Howard declined to speculate on whether the fee would have been upheld if it had been called a tax, or on whether the state has the authority to apply the fee on the retail level as Pawlenty claimed.
Rep. Matt Entenza, DFL-St. Paul, was quick to criticize Pawlenty for calling the charge a fee instead of a tax, which might have solved the problem. “This is what happens when you get cute with the truth,’’ he said.
Major tobacco companies sued soon after the law took hold.
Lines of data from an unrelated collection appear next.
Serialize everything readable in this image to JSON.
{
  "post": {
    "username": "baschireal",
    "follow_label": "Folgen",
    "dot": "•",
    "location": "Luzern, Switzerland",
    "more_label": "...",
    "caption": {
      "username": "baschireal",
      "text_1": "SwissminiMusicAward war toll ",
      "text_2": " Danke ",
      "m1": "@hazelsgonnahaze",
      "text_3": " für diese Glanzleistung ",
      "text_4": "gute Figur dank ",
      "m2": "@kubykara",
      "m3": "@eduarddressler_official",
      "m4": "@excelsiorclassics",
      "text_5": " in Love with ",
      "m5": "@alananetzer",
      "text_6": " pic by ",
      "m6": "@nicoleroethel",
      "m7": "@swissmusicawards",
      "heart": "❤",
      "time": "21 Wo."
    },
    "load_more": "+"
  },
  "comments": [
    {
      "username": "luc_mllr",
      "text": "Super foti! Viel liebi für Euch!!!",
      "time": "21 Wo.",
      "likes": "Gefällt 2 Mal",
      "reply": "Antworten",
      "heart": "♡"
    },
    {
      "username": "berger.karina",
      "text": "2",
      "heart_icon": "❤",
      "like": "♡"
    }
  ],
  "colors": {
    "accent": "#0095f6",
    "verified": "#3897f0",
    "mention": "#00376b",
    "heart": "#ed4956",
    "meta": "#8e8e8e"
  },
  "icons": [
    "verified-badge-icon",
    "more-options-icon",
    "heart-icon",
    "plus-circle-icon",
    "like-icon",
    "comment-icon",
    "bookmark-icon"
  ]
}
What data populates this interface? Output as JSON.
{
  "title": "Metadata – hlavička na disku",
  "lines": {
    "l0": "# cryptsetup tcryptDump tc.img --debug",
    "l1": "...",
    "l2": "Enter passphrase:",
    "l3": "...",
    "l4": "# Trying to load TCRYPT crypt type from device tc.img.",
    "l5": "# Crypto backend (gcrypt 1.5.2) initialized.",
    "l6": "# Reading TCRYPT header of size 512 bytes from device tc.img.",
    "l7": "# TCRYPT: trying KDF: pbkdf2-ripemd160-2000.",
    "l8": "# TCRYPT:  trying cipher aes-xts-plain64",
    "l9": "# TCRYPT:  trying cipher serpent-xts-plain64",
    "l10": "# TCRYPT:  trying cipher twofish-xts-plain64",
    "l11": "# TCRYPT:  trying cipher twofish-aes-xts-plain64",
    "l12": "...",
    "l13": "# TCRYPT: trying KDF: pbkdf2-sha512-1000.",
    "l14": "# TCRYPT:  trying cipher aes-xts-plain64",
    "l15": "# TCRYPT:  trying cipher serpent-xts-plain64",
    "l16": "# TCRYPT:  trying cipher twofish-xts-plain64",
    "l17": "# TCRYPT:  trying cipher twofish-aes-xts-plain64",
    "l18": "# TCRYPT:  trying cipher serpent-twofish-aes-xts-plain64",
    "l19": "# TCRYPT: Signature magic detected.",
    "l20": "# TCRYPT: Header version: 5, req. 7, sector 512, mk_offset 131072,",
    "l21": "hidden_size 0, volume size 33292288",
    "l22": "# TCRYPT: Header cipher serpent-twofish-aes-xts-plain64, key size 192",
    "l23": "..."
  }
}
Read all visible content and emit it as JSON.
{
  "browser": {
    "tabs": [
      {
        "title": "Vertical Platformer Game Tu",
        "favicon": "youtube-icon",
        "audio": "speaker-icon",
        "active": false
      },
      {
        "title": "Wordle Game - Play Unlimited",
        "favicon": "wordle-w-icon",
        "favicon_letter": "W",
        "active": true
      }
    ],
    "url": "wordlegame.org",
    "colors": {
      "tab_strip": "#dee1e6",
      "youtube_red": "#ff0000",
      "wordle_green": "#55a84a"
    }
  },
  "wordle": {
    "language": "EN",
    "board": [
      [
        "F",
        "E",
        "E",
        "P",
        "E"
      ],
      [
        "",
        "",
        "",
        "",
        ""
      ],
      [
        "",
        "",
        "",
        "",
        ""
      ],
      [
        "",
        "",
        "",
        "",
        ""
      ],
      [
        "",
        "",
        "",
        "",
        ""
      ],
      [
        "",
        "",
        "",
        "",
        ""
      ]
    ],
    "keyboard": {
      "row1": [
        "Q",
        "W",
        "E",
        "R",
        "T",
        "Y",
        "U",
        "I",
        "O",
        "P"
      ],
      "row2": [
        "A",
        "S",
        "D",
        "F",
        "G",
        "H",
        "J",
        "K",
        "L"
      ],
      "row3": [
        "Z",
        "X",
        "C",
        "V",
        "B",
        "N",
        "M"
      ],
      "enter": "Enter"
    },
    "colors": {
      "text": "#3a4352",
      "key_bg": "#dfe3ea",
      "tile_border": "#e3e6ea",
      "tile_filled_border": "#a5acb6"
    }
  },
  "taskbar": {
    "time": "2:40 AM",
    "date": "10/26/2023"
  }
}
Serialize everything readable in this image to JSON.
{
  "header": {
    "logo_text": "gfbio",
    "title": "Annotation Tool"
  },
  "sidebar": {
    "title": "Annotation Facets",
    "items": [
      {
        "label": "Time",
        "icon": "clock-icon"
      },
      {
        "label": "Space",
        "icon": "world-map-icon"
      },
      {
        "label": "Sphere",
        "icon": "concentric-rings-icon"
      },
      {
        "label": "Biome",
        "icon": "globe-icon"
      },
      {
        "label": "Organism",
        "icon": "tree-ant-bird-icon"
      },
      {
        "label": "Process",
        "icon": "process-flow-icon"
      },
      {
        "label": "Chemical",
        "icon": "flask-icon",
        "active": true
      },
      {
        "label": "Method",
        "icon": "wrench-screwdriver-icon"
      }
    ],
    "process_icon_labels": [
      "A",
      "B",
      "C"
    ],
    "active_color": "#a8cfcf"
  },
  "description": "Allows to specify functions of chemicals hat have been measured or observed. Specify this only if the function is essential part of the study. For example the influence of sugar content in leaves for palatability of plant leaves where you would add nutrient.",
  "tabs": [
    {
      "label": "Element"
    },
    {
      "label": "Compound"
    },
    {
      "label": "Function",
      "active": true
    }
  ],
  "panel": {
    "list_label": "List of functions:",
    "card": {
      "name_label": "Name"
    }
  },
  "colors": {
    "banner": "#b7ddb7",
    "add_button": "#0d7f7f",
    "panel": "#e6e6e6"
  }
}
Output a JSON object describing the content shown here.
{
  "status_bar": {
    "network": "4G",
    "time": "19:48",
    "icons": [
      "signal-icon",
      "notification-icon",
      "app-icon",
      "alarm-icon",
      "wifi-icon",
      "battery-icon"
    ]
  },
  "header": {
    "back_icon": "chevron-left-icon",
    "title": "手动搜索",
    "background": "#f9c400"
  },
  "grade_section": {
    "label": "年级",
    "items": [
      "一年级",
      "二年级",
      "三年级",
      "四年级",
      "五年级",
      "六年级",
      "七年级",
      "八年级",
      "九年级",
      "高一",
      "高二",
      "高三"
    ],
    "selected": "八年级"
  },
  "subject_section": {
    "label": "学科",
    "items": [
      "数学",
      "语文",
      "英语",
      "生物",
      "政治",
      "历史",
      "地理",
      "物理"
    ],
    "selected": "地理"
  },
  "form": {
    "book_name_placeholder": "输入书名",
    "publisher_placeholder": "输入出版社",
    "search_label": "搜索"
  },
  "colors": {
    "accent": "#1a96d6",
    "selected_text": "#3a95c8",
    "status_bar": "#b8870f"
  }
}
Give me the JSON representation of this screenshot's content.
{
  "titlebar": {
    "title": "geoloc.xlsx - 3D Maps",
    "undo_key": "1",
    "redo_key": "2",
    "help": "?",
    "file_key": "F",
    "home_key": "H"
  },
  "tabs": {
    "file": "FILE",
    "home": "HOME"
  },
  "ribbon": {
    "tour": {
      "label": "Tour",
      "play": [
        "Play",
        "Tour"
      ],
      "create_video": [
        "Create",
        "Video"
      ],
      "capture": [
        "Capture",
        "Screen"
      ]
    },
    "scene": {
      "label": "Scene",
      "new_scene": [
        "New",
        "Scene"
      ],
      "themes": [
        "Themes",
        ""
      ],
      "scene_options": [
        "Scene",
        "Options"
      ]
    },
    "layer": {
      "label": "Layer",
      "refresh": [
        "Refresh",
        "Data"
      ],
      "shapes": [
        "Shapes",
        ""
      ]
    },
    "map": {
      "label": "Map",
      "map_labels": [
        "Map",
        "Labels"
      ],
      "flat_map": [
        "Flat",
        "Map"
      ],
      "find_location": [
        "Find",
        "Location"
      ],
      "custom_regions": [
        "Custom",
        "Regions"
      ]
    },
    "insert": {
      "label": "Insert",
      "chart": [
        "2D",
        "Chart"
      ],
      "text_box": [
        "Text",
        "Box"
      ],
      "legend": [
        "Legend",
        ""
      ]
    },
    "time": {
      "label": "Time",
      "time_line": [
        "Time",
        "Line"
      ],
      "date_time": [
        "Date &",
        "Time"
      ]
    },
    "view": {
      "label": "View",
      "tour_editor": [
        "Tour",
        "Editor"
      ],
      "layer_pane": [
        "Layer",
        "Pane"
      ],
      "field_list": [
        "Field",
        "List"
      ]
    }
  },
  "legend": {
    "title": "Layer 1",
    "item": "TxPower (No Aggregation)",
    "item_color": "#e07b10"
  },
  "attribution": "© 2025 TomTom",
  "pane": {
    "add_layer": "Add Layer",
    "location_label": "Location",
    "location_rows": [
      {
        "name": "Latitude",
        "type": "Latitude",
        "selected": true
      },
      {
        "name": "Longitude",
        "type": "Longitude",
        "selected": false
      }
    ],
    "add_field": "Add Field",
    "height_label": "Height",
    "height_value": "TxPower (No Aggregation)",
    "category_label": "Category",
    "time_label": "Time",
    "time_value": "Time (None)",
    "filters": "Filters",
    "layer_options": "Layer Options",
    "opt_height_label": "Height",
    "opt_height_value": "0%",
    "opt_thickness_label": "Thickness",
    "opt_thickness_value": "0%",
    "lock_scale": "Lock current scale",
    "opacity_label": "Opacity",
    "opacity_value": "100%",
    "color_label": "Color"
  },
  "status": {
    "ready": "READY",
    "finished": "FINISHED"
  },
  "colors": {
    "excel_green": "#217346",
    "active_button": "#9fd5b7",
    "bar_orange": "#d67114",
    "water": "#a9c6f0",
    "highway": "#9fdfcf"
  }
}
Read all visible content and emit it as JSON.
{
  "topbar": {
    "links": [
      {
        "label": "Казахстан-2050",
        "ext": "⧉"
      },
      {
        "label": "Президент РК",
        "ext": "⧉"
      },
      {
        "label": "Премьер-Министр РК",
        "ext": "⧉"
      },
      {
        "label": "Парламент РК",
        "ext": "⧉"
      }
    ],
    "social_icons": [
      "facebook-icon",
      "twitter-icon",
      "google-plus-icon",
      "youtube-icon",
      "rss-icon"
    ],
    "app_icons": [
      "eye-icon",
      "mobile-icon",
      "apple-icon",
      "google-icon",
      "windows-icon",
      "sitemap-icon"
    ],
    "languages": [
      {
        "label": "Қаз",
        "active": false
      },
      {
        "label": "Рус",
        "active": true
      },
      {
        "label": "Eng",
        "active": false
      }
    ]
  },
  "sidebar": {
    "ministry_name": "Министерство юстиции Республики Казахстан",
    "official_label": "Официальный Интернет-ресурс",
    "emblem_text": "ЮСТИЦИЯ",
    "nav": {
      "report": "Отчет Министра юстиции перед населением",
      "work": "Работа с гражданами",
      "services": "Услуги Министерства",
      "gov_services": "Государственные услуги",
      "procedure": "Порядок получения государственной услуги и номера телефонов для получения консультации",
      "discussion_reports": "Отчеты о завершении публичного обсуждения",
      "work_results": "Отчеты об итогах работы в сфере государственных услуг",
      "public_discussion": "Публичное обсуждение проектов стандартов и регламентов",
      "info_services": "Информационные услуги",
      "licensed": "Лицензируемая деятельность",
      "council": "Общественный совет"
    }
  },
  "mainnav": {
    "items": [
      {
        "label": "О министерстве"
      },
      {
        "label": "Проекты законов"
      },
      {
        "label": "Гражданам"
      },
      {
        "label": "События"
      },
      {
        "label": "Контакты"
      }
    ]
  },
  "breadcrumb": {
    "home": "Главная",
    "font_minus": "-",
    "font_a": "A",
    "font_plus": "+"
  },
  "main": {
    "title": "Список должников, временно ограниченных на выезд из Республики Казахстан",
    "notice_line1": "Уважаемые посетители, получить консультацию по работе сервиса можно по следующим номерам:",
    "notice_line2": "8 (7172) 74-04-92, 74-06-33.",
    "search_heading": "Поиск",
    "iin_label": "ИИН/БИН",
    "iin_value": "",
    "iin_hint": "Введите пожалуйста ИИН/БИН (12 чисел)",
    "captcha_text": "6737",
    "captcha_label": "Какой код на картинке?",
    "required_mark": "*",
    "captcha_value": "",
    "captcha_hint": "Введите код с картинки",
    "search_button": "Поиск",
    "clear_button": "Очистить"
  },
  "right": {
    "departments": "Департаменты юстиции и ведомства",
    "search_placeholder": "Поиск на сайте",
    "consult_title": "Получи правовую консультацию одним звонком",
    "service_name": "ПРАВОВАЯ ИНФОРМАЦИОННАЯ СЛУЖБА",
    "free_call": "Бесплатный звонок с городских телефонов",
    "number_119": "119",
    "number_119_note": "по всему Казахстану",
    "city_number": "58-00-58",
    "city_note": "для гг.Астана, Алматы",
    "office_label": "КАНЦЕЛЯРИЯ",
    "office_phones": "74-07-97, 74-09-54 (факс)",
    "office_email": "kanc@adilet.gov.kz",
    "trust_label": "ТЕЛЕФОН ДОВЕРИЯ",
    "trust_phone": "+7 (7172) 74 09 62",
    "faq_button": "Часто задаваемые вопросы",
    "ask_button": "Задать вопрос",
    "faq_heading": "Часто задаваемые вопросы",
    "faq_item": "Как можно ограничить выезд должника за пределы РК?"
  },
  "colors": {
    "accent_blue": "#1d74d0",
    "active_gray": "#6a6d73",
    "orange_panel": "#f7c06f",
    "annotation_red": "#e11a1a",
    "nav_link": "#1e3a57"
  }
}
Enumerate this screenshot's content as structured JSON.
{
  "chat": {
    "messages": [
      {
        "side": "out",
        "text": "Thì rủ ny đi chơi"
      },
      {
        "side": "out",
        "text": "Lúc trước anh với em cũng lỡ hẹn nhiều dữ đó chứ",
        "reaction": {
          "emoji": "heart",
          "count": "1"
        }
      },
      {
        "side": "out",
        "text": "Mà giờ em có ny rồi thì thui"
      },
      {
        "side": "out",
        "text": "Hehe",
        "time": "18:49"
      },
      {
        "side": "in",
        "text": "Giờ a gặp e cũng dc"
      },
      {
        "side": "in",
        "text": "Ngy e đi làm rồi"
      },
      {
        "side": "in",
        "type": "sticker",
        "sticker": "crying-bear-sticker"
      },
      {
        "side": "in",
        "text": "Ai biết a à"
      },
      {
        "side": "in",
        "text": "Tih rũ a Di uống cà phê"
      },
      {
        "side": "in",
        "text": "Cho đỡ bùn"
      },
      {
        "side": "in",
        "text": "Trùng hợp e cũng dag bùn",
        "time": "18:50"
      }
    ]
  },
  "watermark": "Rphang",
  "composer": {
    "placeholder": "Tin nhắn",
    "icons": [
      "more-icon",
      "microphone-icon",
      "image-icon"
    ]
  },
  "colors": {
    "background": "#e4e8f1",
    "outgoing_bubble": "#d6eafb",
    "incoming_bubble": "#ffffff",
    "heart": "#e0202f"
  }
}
The companies, including the makers of Marlboro and Camel brand cigarettes, say the state promised not to pursue future health-cost claims in return for the 1998 settlement money. To date, the companies have paid $2.25 billion, and another $1 billion is due to come in over the next six years.
Attorney General Mike Hatch, who defended the cigarette charge, maintained that the 1998 settlement only prohibited future court claims, not legislative action.
Fetsch strongly disagreed.
“The state is bound, like any other party, to the contracts to which it freely and knowingly enters, and from which it benefits,’’ Fetsch wrote, adding later, “The argument that any interference with the collection of the (fee) is an impairment of the legislative power is flawed. The impairment is self imposed by the settlement agreement.’’
One anti-smoking group leader said she wants the state to fight to keep the charge in place.
“We know that increasing the price of cigarettes impacts public health,’’ said Pat McKone, who directs tobacco control efforts for the American Lung Association of Minnesota. “Let’s call it a tax if it needs to be called something else, but it’s important to prevent the onset of smoking and to help people quit.’’
“The settlement was never to give a break to the tobacco industry,’’ McKone added.